For her first baby she had had forceps and a large episiotomy, which healed with difficulties. Her first baby weighed 3600 g. This time she never suffered from back labor and did the end of her labor bending forward on her knees. Then she began pushing sitting on the toilet where she felt more comfortable, and then gave birth sitting on a birth stool. Did the sitting position encourage tearing?
We basically let her do what she felt like doing, taking the positions she wanted to take. The less we intervene, the better it is.

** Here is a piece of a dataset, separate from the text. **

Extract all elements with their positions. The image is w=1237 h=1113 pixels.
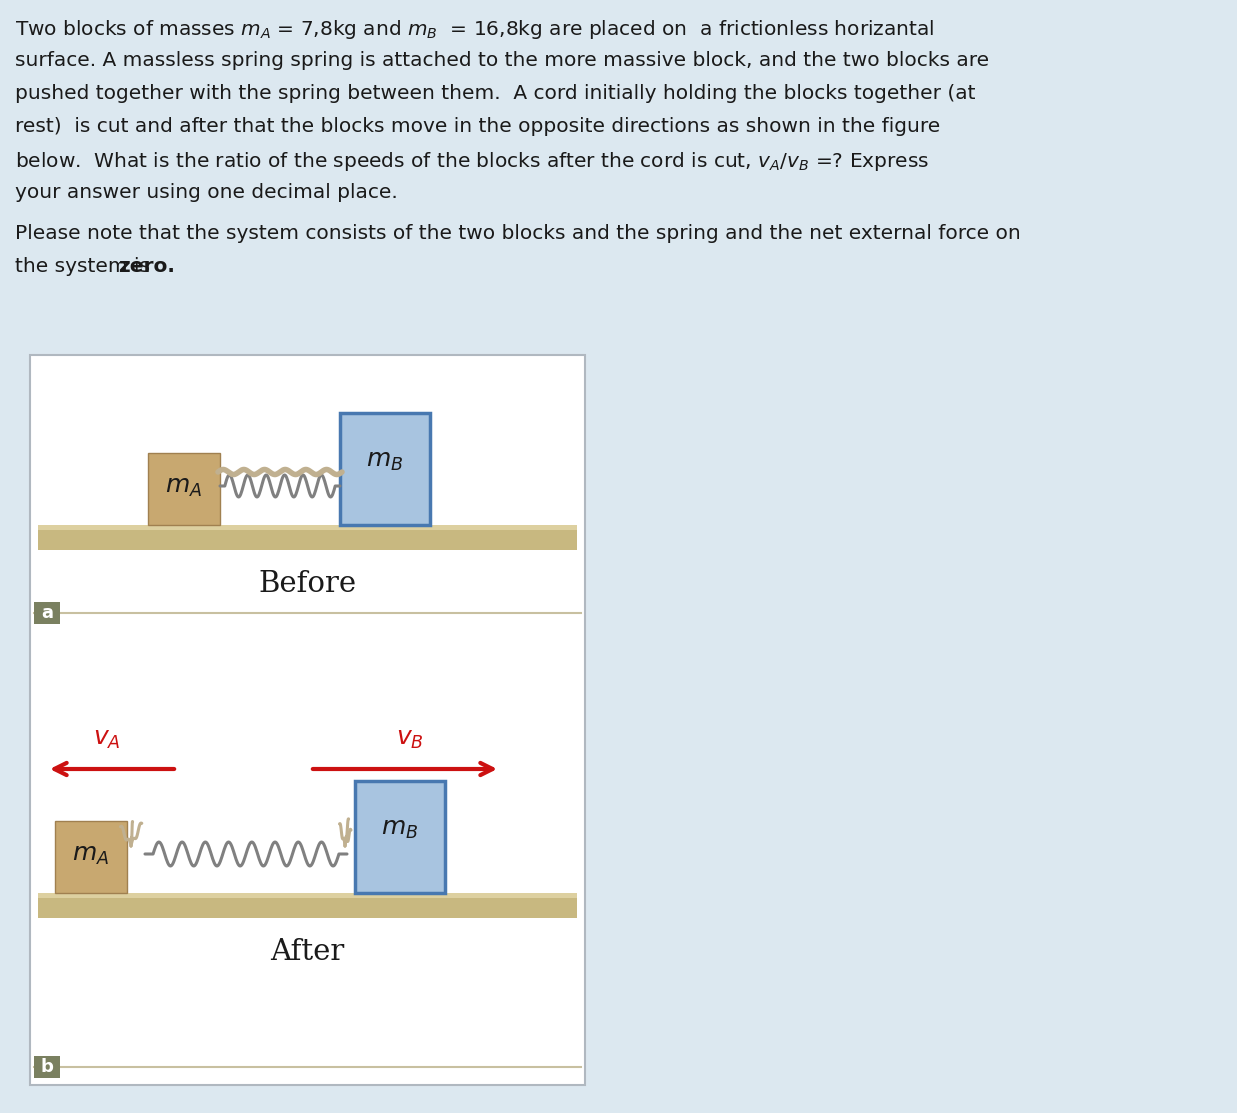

But maybe in this case I should have tried more actively to turn the baby. I expected a 4000 g baby, and while she was pushing as I saw the head crowning slowly and weirdly, I thought it might come out OP. As she was sitting I couldn't hold the perineum very well, and I encouraged her to push gently to help the baby crown very slowly. Should I have had her lie back to have a better view of the perineum?
I am ready to hear some technical advice from more experienced midwives.